Habrá segunda vuelta en Bolivia tras los resultados electorales de este domingo. Foto: Diario El Mundo
Misael Salazar F.
Una feroz pugna entre el expresidente Evo Morales y el actual mandatario Luis Arce, facilitó la derrota de la izquierda boliviana y el regreso de la derecha al poder tras 20 años en la oposición.
La derrota de las fuerzas de izquierda no fue sorpresa, porque las encuestas vaticinaban su descalabro desde mucho antes de las elecciones de este domingo.
El gran triunfador fue Rodrigo Paz Pereira, hijo del expresidente derechista, Jaime Paz Zamora, quien hasta anoche lideraba los escrutinios con el 32% de votos.
Su contendor en la segunda vuelta electoral será otro derechista, el expresidente, Jorge “Tuto” Quiroga, quien acumuló cerca del 26,9% de la votación.
Ambos, Paz Pereira y “Tuto” Quiroga, disputarán la presidencia de Bolivia en el balotage pautado por las autoridades electorales para el próximo 19 de octubre.
La otra gran sorpresa de la jornada fue la derrota de otro derechista, el empresario Samuel Doria Medina, quien encabezaba todas las encuestas previas a las elecciones y, contabilizados los votos, apenas obtuvo el 19% de los sufragios, por detrás de Paz Pereira y Jorge Quiroga. Anoche mismo le ofreció su respaldo a Paz Pereira en la segunda vuelta.
Eduardo Castillo, candidato del Movimiento Al Socialismo (MAS), partido que gobernó Bolivia durante 20 años, obtuvo un escaso 3,1% de los votos. El gran ganador en la izquierda boliviana fue el voto nulo por el cual llamó a vota Evo Morales (19%), una vez que las autoridades electorales le prohibieron su inscripción como aspirante presidencial.

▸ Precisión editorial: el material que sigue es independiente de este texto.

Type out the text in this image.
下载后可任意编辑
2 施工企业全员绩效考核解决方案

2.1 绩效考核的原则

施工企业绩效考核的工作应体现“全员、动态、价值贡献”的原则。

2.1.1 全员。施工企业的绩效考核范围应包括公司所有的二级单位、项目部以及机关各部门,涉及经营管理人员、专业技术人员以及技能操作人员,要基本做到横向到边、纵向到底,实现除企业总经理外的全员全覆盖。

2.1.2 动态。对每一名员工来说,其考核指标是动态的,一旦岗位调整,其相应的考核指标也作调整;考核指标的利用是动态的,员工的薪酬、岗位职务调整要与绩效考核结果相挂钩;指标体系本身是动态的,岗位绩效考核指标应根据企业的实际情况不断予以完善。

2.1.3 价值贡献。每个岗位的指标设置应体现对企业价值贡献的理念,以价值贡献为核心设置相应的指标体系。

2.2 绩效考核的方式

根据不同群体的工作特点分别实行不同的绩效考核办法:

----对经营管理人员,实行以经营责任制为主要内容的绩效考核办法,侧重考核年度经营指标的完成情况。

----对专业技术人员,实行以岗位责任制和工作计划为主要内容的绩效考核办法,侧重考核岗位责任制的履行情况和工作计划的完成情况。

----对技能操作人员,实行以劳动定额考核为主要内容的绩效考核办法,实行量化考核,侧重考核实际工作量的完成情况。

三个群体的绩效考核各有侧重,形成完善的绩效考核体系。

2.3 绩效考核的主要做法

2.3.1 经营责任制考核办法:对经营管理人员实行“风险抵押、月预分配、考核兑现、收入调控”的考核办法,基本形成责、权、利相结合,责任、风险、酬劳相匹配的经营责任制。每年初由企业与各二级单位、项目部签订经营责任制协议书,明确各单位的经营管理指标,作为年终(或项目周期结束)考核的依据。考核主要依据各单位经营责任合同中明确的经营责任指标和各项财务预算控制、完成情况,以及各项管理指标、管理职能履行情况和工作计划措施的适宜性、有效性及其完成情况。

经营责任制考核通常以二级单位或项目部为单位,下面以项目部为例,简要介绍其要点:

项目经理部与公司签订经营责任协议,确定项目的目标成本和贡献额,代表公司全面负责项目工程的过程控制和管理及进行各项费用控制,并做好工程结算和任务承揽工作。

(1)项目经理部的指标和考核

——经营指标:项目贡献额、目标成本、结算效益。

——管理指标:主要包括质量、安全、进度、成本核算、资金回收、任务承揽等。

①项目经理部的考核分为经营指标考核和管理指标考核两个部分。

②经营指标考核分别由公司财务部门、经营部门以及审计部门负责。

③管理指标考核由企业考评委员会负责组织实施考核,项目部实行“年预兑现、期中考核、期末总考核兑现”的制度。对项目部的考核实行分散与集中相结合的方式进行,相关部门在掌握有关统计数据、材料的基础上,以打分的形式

En síntesis, la jornada electoral de ese domingo en Bolivia deja dos grandes derrotados: La izquierda, que llegó a las elecciones totalmente fracturada por las disputas entre Evo Morales y Luis Arce y el empresario derechista Doria Medina, quien siempre apareció como el gran ganador de la contienda y terminó fuera del balotage.